Vertical Integration Over Trust
Palmer’s own journey shows a deep awareness of these limitations. At Vercel, he built V0, one of the most visible “text to app” products on the market. But it didn’t start by trying to build full-stack systems. It started with a constraint: generate clean HTML and Tailwind CSS. Not even full React apps at first, just UI markup.
Why the limitation? Because AI gets brittle fast. The farther it reaches, the more unpredictable it becomes. By anchoring V0 to narrow output formats and tightly scoped interfaces, Palmer says they avoided the trap of “random acts of AI.” As he put it: “We had one rule, which was that no random acts of AI, no slop, it had to be pretty good.”
But as V0 grew, so did the ambition. It moved into full-stack code, then into “chat”-style app building. Palmer’s next vision is that products like V0 will become vertically integrated dev platforms, tightly coupling framework (Next.js), tooling (AI SDK), hosting (Vercel), and code generation (V0) into a seamless loop. “V0 will likely succeed because V0 is the vertical integration of coding framework, AI, editor and infrastructure.”
If developers don’t trust AI outputs in isolation, maybe they’ll trust them more inside curated, opinionated stacks.
But the Culture Hasn’t Shifted
Still, the Stack Overflow data suggests that even vertical integration won’t fix the underlying issue: developers want to understand what’s happening. They aren’t looking for shortcuts so much as clarity.

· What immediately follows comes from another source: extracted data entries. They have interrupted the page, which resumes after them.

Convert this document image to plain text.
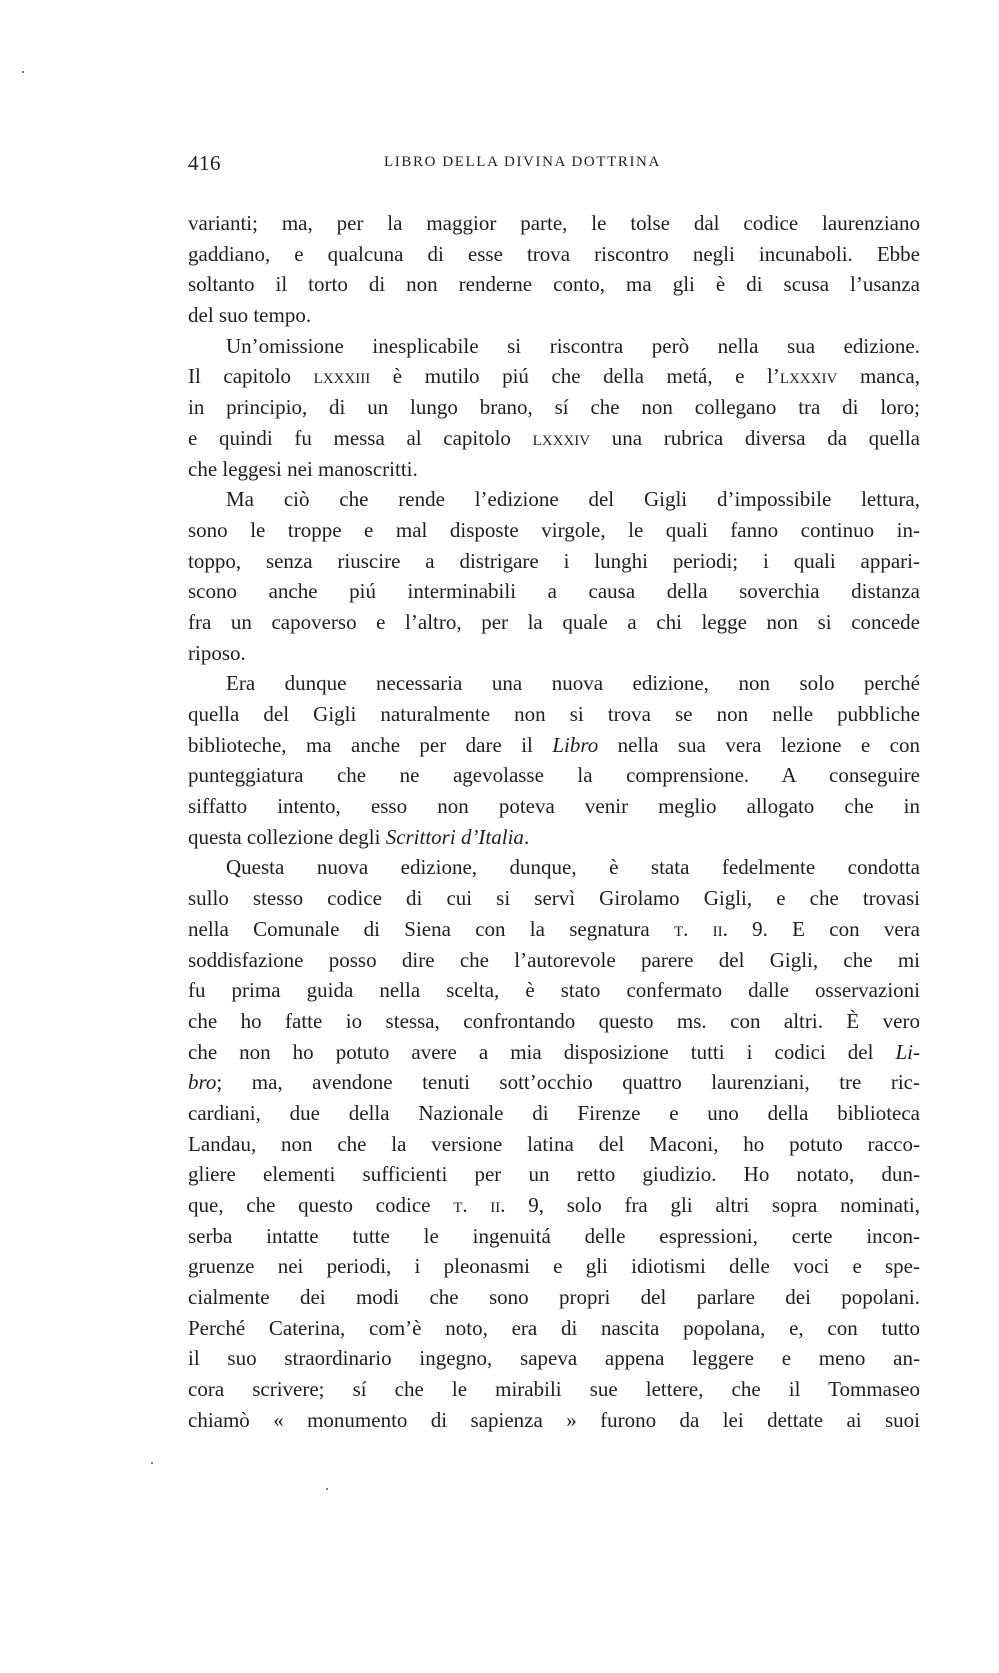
416	LIBRO DELLA DIVINA DOTTRINA
varianti; ma, per la maggior parte, le tolse dal codice laurenziano
gaddiano, e qualcuna di esse trova riscontro negli incunaboli. Ebbe
soltanto il torto di non renderne conto, ma gli è di scusa l’usanza
del suo tempo.
Un’omissione inesplicabile si riscontra però nella sua edizione.
Il capitolo lxxxiii è mutilo piú che della metá, e l’lxxxiv manca,
in principio, di un lungo brano, sí che non collegano tra di loro;
e quindi fu messa al capitolo lxxxiv una rubrica diversa da quella
che leggesi nei manoscritti.
Ma ciò che rende l’edizione del Gigli d’impossibile lettura,
sono le troppe e mal disposte virgole, le quali fanno continuo in-
toppo, senza riuscire a distrigare i lunghi periodi; i quali appari-
scono anche piú interminabili a causa della soverchia distanza
fra un capoverso e l’altro, per la quale a chi legge non si concede
riposo.
Era dunque necessaria una nuova edizione, non solo perché
quella del Gigli naturalmente non si trova se non nelle pubbliche
biblioteche, ma anche per dare il Libro nella sua vera lezione e con
punteggiatura che ne agevolasse la comprensione. A conseguire
siffatto intento, esso non poteva venir meglio allogato che in
questa collezione degli Scrittori d’Italia.
Questa nuova edizione, dunque, è stata fedelmente condotta
sullo stesso codice di cui si servì Girolamo Gigli, e che trovasi
nella Comunale di Siena con la segnatura t. ii. 9. E con vera
soddisfazione posso dire che l’autorevole parere del Gigli, che mi
fu prima guida nella scelta, è stato confermato dalle osservazioni
che ho fatte io stessa, confrontando questo ms. con altri. È vero
che non ho potuto avere a mia disposizione tutti i codici del Li-
bro; ma, avendone tenuti sott’occhio quattro laurenziani, tre ric-
cardiani, due della Nazionale di Firenze e uno della biblioteca
Landau, non che la versione latina del Maconi, ho potuto racco-
gliere elementi sufficienti per un retto giudizio. Ho notato, dun-
que, che questo codice t. ii. 9, solo fra gli altri sopra nominati,
serba intatte tutte le ingenuitá delle espressioni, certe incon-
gruenze nei periodi, i pleonasmi e gli idiotismi delle voci e spe-
cialmente dei modi che sono propri del parlare dei popolani.
Perché Caterina, com’è noto, era di nascita popolana, e, con tutto
il suo straordinario ingegno, sapeva appena leggere e meno an-
cora scrivere; sí che le mirabili sue lettere, che il Tommaseo
chiamò « monumento di sapienza » furono da lei dettate ai suoi
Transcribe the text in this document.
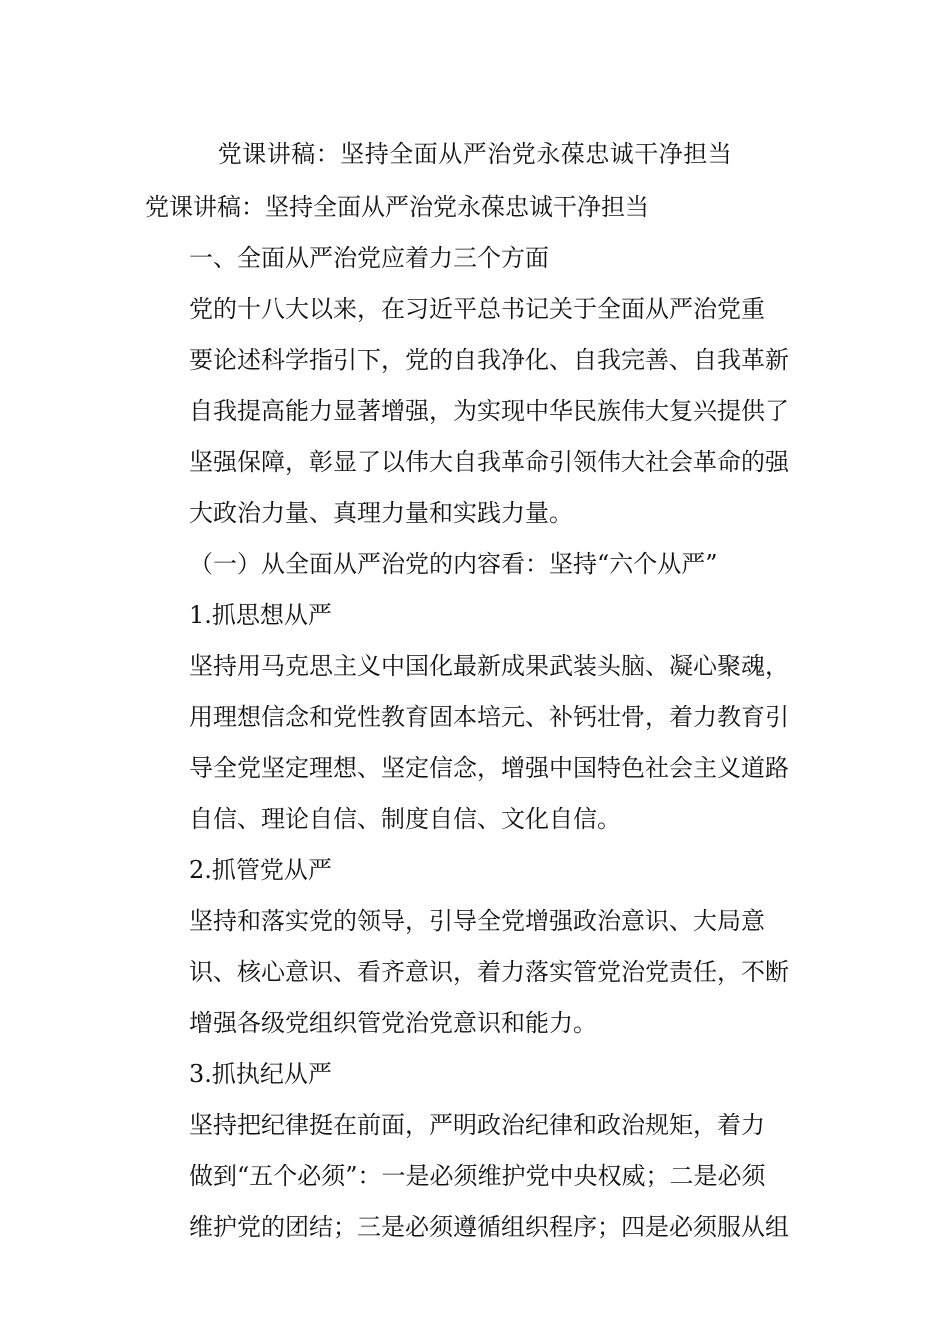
党课讲稿：坚持全面从严治党永葆忠诚干净担当

党课讲稿：坚持全面从严治党永葆忠诚干净担当

一、全面从严治党应着力三个方面

党的十八大以来，在习近平总书记关于全面从严治党重
要论述科学指引下，党的自我净化、自我完善、自我革新
自我提高能力显著增强，为实现中华民族伟大复兴提供了
坚强保障，彰显了以伟大自我革命引领伟大社会革命的强
大政治力量、真理力量和实践力量。

（一）从全面从严治党的内容看：坚持“六个从严”

1.抓思想从严

坚持用马克思主义中国化最新成果武装头脑、凝心聚魂，
用理想信念和党性教育固本培元、补钙壮骨，着力教育引
导全党坚定理想、坚定信念，增强中国特色社会主义道路
自信、理论自信、制度自信、文化自信。

2.抓管党从严

坚持和落实党的领导，引导全党增强政治意识、大局意
识、核心意识、看齐意识，着力落实管党治党责任，不断
增强各级党组织管党治党意识和能力。

3.抓执纪从严

坚持把纪律挺在前面，严明政治纪律和政治规矩，着力
做到“五个必须”：一是必须维护党中央权威；二是必须
维护党的团结；三是必须遵循组织程序；四是必须服从组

Developers still believe in the craft. The survey shows that 77% reject vibe coding. For most, that’s not software development. It’s gambling. Even Palmer seems to recognize this tension. He emphasizes “high-agency people”: those who raise their hands, get things wrong, and keep learning.
In the AI future he imagines, these people will be managing fleets of agents, overseeing orchestrators, and still writing the tricky pieces themselves. But if that’s true, it raises a question: is “text to business” really about removing developers? Or is it about giving them more leverage, while increasing their cognitive load?
Counterpoint: Trust in AI Coding Will Grow with Time and Tools
The concern that AI can’t be trusted to write production-grade code is not unfounded. Today’s AI systems occasionally produce hallucinations, misuse libraries, or miss edge cases, making them risky as standalone developers. But writing off AI’s role in software development entirely overlooks the pace of improvement, both in the models themselves and in the way humans work with them.
AI coding assistants are already advancing rapidly. With each generation, they’re getting better at understanding context, reasoning about state, and adhering to organizational style guides. Meanwhile, developer tooling is adapting in parallel, integrating AI more seamlessly into IDEs, CI/CD pipelines, and testing frameworks to catch errors earlier and automate guardrails.
Crucially, human developers aren’t static in this equation either. As familiarity grows, teams are learning how to structure prompts, validate outputs, and use AI not as a black box but as a collaborator. Just as software engineers once adapted to version control or containerization, they’ll develop norms and workflows for AI pair programming.
AI dev tools aren’t going away. Nor is developer skepticism. Palmer is right that we’re heading toward more abstraction, bigger systems built from fewer keystrokes. But abstraction doesn’t mean automation. It means more is being hidden under the hood, and developers are the ones responsible for what happens when it breaks.